To keep things interesting, each participant will be retired after ten weeks on the charts. They have the opportunity of returning in the future, provided that they produce another hot video, photo shoot or anything worthy of a Manhunt Daily post.

Now let’s forget about the rules for a second and focus on what really matters–who should be on top next week? You have until next Tuesday to pick your two favorite guys, so hop to it and make your vote count!

– Dewitt

To view this week’s rankings and cast your vote, follow the JUMP:

In the newfound tradition of ten words or less…

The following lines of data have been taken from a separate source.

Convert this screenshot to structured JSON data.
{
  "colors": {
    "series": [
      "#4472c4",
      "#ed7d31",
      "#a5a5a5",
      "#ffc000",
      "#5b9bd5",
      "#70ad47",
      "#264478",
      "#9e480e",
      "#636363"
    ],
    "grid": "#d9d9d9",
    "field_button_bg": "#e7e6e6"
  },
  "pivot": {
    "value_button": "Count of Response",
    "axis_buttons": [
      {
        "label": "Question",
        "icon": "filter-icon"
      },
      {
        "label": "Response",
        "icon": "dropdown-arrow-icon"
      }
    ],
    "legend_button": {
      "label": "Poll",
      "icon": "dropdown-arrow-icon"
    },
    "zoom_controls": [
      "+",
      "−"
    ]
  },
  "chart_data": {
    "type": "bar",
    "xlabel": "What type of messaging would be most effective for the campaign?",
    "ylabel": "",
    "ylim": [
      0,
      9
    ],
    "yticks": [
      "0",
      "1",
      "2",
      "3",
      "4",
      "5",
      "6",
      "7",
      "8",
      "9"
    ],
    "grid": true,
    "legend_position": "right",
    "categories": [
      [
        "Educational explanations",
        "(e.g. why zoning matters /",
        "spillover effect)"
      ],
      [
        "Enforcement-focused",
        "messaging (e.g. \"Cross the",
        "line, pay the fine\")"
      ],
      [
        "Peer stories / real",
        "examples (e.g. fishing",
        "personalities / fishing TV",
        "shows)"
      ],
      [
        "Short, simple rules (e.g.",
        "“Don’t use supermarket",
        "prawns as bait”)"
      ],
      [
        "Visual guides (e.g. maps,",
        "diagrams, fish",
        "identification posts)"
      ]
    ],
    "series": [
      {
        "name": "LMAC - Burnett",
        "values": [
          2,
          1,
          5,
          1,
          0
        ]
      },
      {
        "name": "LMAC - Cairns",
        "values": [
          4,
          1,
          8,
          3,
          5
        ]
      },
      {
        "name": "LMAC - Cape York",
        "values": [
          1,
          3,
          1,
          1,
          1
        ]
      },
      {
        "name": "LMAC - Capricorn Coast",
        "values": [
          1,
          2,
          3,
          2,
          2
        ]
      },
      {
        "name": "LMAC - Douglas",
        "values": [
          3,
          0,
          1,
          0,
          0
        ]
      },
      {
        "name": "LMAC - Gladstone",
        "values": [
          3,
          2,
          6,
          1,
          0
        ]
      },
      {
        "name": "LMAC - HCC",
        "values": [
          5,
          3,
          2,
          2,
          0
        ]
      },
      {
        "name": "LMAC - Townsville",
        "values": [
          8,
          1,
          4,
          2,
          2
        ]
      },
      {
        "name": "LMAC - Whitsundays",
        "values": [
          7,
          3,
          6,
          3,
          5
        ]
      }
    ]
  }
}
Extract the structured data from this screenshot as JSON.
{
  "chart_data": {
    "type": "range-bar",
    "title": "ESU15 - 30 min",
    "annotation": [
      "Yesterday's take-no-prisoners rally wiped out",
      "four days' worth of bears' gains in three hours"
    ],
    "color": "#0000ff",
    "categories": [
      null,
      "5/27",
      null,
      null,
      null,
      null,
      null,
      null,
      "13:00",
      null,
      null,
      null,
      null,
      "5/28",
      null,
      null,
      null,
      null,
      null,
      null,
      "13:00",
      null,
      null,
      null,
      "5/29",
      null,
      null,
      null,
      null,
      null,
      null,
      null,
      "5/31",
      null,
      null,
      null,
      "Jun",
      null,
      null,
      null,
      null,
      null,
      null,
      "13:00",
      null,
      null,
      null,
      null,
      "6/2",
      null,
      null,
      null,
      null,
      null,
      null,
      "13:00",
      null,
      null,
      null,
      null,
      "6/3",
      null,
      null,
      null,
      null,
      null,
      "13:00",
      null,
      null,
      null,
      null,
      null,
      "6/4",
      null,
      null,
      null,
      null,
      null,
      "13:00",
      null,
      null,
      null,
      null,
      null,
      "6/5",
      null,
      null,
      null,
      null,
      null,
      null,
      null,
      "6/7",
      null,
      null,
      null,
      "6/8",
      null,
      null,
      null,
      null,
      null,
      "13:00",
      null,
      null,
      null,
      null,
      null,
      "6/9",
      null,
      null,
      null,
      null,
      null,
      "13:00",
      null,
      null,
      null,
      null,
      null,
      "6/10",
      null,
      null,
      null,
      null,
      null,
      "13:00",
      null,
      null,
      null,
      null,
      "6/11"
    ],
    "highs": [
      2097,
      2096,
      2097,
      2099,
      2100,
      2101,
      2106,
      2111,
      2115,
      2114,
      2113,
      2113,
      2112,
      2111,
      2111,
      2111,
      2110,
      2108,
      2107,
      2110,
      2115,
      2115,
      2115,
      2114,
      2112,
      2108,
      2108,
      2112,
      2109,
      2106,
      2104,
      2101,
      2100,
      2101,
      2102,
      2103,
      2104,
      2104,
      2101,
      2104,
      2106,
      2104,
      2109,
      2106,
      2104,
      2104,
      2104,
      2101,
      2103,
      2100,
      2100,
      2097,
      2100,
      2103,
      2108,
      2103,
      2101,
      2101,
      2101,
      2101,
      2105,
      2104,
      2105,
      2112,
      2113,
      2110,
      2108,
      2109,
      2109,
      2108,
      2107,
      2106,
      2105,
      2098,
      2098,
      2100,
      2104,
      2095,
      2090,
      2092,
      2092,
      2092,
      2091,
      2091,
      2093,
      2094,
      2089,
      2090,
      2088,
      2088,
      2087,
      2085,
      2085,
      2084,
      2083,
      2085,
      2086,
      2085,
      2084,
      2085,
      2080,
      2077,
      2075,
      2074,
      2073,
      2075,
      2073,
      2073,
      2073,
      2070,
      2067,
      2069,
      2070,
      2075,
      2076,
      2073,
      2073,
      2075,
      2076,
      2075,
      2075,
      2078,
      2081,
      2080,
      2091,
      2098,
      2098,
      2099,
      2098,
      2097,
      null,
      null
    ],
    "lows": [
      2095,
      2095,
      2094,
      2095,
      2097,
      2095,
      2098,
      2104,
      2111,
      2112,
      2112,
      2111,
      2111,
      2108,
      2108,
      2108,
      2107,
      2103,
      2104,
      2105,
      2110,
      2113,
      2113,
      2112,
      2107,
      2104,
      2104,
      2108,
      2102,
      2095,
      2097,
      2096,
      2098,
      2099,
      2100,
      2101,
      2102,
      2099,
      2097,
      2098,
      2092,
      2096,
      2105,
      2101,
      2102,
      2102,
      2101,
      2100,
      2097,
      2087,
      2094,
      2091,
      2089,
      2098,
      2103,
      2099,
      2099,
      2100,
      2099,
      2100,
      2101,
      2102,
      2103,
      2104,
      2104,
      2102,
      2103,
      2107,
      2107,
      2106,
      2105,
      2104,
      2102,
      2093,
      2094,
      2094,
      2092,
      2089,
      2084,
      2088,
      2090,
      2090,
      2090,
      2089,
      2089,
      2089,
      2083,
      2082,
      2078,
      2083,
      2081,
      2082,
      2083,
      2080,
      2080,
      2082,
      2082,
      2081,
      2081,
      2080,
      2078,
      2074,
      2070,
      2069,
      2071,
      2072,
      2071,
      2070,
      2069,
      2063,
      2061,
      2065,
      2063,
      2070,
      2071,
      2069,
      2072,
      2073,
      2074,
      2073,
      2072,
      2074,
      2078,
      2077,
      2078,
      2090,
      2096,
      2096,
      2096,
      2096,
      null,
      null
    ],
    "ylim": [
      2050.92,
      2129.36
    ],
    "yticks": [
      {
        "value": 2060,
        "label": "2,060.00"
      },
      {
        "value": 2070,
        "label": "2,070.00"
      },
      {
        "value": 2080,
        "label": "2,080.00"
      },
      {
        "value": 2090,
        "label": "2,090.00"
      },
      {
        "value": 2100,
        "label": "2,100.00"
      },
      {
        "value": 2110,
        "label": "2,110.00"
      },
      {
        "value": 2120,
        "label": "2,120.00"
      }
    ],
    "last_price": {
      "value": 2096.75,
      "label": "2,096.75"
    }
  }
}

1. BO ROBERTS (LW – 1, W4): Please stop (aggressively) fucking us with your eyes, Bo Roberts.

2. MAX EMERSON (LW – 6, W2): Pull those undies lower, okay? Love that thick, dark bush.

3. TIM BAIRD (LW – 5, W5): Ankles in the air NOW. You need to be fucked.

4. PAUL WAGNER (LW – 9, W2): Smother us with those hairy cheeks, you handsome fucking devil.

5. BEN BROWN (LW – 3, W8): Two more weeks ’til retirement! Let’s keep this one around.

6. LAYTON DRAPER (DEBUT): Oh, Layton Draper! Your sweaty torso is made of magic.

7. DANNY HARPER (DEBUT): Team Ginge! Get this guy to the number one spot.

8. BIG CASEY (DEBUT): We like big butts, and we cannot lie. Not kidding.

9. STEVEN BENEDICT (DEBUT): Not to be confused with Anthony Straka. Still very hot.

10. FORREST (DEBUT): Boyish face, body of a “real man”. Whatever that means.




14 thoughts on “The Ten: That Bo Roberts Reign Just Won’t Let Up

  1. Jesus Christ, this was one hell of a ten to choose from. It’s tough to find more than 3 or 4 in any Top Ten that appeal to me… I think this one was more like 8 or 9. Woof.

  2. This has to be the hardest pick ever 8 of the the ten are beefy, hunky real mean, and the reamining two, while a bit on the twinkish side are are still damn hot!

  3. Tell you what guys – with that booty, Big Casey is the Kim Kardashian of Gay guys!  Maybe I’m not with it – but sometimes you can just too much of a ‘good thing’.

  4. Hot handsome man Layton is.. whats with the disconnect of sweaty slick jock, biker shorts and gear head set? Love to see him in another scene.. and what he’s packin in those leggins!